Scholars from the United States and throughout the world assembled in early October at SUNY Fredonia, home of one of the world’s most significant collections of Stefan Zweig materials, for a three-day symposium devoted to the life and works of the prominent early 20th century Austrian-Jewish author.

“We felt the Zweig Symposium was an unqualified success,” said symposium co-chair Jeremy Linden, head of Archives and Special Collections at Daniel Reed Library. “The first gathering of Zweig scholars in North America in more than 25 years, the support and participation of our own students, faculty and community, and the positive response of our visitors to our campus and community made for an exciting and enlightening experience.”

Those three days proved to be an enriching experience for students by clearly demonstrating how scholars gather to examine an author and his/her works. “I learned much that weekend not only about Zweig himself but also literature and the way it is studied at the doctoral level,” said Andy McGirr, a first-year graduate student in English from Tonawanda, N.Y.

Highlights included keynote addresses by Dr. Klaus Weissenberger of Rice University, and Zweig biographer Oliver Matuschek, author of, The Three Lives of Stefan Zweig.

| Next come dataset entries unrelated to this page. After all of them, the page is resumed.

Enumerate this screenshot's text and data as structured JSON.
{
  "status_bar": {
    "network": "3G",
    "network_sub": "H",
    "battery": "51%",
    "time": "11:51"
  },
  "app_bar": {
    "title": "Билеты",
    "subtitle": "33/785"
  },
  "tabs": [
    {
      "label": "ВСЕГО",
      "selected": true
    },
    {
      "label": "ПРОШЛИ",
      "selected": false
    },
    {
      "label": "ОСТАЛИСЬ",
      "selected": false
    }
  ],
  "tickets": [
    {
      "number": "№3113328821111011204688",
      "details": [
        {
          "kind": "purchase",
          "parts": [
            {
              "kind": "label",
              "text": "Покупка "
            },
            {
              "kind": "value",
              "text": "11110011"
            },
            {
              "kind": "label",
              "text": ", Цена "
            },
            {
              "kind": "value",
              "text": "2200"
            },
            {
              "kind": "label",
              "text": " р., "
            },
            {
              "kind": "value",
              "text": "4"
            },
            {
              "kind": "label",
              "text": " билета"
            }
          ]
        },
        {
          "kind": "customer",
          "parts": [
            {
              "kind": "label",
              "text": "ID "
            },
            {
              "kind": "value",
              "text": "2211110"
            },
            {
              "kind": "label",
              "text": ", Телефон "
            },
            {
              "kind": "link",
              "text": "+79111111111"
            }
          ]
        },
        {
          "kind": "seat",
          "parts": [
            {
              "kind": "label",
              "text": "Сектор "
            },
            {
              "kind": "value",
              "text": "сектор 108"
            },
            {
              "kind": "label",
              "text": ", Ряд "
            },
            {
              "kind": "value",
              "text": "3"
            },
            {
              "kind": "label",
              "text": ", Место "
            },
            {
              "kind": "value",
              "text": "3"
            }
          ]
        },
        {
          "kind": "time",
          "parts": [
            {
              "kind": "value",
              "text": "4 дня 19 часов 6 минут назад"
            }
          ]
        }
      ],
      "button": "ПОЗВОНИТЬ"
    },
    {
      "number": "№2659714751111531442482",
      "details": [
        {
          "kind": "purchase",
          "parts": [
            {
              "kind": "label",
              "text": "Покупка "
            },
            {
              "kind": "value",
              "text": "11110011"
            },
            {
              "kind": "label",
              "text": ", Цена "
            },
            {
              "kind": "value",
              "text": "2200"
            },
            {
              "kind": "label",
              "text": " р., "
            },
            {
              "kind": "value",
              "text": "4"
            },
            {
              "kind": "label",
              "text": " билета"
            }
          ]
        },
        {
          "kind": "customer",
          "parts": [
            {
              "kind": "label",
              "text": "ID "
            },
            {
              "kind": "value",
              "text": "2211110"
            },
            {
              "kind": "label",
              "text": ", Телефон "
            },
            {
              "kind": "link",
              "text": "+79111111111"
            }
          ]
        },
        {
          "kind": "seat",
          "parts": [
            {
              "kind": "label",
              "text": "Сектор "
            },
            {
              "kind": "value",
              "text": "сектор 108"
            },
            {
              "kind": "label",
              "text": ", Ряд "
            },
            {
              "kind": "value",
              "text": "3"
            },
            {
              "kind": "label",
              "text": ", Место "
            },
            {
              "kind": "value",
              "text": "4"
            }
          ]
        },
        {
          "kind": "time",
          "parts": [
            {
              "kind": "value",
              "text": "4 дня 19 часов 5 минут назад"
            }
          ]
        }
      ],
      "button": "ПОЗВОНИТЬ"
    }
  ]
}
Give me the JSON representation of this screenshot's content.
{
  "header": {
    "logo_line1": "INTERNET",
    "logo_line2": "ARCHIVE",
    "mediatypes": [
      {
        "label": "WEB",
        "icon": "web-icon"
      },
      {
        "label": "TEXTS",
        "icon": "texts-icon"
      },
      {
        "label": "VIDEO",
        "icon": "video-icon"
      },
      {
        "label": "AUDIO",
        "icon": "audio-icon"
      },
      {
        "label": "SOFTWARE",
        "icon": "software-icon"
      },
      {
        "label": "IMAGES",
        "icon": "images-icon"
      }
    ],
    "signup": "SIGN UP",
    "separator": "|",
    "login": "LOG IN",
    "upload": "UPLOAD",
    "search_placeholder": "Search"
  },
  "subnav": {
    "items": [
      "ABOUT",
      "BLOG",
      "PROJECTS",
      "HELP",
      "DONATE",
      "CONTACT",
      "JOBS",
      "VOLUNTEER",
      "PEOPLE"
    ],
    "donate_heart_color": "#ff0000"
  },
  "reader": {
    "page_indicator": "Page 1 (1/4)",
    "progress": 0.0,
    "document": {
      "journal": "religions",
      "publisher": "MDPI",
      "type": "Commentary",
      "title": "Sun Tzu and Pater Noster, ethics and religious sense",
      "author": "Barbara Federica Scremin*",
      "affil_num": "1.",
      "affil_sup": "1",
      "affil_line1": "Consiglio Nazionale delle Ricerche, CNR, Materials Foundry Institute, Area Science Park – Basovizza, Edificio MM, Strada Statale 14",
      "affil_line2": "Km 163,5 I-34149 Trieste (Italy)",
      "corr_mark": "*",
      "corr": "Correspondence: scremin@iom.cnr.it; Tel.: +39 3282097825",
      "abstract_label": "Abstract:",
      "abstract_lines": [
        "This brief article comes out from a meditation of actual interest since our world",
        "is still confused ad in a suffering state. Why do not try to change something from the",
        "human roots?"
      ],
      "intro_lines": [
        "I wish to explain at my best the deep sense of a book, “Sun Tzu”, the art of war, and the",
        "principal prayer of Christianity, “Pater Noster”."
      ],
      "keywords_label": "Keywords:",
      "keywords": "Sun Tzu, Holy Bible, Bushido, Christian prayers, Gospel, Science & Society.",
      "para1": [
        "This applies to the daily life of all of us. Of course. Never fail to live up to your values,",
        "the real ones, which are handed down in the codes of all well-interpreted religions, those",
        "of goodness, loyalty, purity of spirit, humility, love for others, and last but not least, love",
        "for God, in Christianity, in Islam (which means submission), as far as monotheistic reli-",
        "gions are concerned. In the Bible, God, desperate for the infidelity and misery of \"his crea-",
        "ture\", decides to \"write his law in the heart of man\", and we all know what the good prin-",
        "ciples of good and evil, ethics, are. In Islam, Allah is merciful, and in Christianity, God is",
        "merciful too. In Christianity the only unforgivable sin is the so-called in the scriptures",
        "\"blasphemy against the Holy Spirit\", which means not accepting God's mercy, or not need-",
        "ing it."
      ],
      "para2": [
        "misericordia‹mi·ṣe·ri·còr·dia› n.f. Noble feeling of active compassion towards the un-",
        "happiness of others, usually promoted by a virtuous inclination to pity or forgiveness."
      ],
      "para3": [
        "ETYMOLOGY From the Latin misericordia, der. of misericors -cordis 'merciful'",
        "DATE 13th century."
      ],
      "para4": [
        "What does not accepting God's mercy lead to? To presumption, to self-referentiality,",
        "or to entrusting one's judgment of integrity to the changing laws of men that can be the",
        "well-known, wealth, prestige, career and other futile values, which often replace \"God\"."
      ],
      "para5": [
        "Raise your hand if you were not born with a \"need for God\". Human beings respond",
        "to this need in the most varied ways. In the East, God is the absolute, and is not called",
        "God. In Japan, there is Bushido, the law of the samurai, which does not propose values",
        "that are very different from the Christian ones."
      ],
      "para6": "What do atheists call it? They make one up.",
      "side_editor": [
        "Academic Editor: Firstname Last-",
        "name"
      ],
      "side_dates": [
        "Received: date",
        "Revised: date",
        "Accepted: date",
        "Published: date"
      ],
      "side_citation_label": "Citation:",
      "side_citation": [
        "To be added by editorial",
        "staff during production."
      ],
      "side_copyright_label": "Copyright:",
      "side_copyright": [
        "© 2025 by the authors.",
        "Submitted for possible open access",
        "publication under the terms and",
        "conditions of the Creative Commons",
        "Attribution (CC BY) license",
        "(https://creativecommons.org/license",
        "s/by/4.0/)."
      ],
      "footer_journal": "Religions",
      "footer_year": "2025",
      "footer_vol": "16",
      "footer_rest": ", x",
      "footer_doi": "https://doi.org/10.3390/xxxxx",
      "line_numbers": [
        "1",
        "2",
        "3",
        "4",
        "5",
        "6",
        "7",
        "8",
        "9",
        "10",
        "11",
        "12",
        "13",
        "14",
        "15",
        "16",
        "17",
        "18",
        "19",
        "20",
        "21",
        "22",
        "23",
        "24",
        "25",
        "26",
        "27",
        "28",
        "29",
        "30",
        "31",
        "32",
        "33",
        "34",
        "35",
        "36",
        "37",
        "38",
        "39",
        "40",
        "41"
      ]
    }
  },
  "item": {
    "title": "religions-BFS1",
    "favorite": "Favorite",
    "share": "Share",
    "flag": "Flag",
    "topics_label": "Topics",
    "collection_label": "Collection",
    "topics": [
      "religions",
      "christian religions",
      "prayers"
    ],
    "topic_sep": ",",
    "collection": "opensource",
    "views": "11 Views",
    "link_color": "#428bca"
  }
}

The symposium featured an exhibition of numerous archival materials from the university’s internationally known Zweig collection, many of which were on public display for the very first time. Symposium presentations addressed the following themes: Transatlantic Zweig; Zweig’s Connections; Zweig and Brazil; and Zweig and Politics.

The U.S. premiere of the Brazilian feature film, “Lost Zweig,” (2002) was held at the 1891 Fredonia Opera House. Filmmaker Sylvio Back, its director, attended the screening and answered questions from the audience.

The symposium followed the opening of, “The Life, Works & World of Stefan Zweig,” a semester-long exhibit at Reed Library that presented an overview of Zweig’s life and works and the significance he held during the European Modernism period of the 1920s and 1930s.

Zweig’s prolific literary career and extraordinary life offer unique insight into the artistic and political turbulence of the first half of the 20th century, explained Dr. Birger Vanwesenbeeck, symposium co-chair and SUNY Fredonia assistant professor of English. “As a self-styled humanist and pacifist as well as a longtime advocate for European unification, Zweig was deeply affected by the carnage of World War I and subsequently sought to redeem its trauma through artistic-cultural solidarity,” Vanwesenbeeck said.

Born in 1881, Zweig — like many other Austrian and European Jews — was forced into exile during Hitler’s rise to power in Germany. Zweig, whose books were burned by the Nazis, fled Vienna in 1934, moving first to England, then to the U.S. and, in 1941, to Brazil. Shortly after moving to Brazil, and distraught by another war that was ravaging his European homeland and its culture, Zweig took his own life through a suicide pact with his second wife, Lotte, in 1942.

SUNY Fredonia’s connection to Zweig was made through the late Dr. Robert Rie, a professor of modern languages from 1963 to 1981 and a longtime colleague of Zweig.

Rie’s enduring friendship with Zweig began while both were living in Austria. Following Zweig’s death, Rie remained in regular contact with the author’s first wife, Friderike, who ultimately entrusted him and SUNY Fredonia with many of Zweig’s personal effects. The materials on display from the collection include personal items, such as his signature seal, naturalization papers and family photographs, as well as manuscript drafts of plays, essays, poetry and short stories.

His stature in the literary world is revealed in hand-written and typed letters between Zweig and William Butler Yeats, Joseph Roth, James Joyce, Virginia Woolf and other prominent early 20th century European artists, also on display.

Personal correspondence is viewed as the collection’s most valuable component, said SUNY Fredonia reference librarian Gerda Morrissey, who also serves as associate curator of the collection. More than 8,000 pieces of correspondence, manuscripts and personal and family items comprise the full collection, which is Fredonia’s largest and most significant.

SUNY Fredonia President Dennis Hefner, along with College of Arts and Humanities Dean John Kijinski, offered welcoming remarks at a reception held at Reed Library’s Japanese Garden.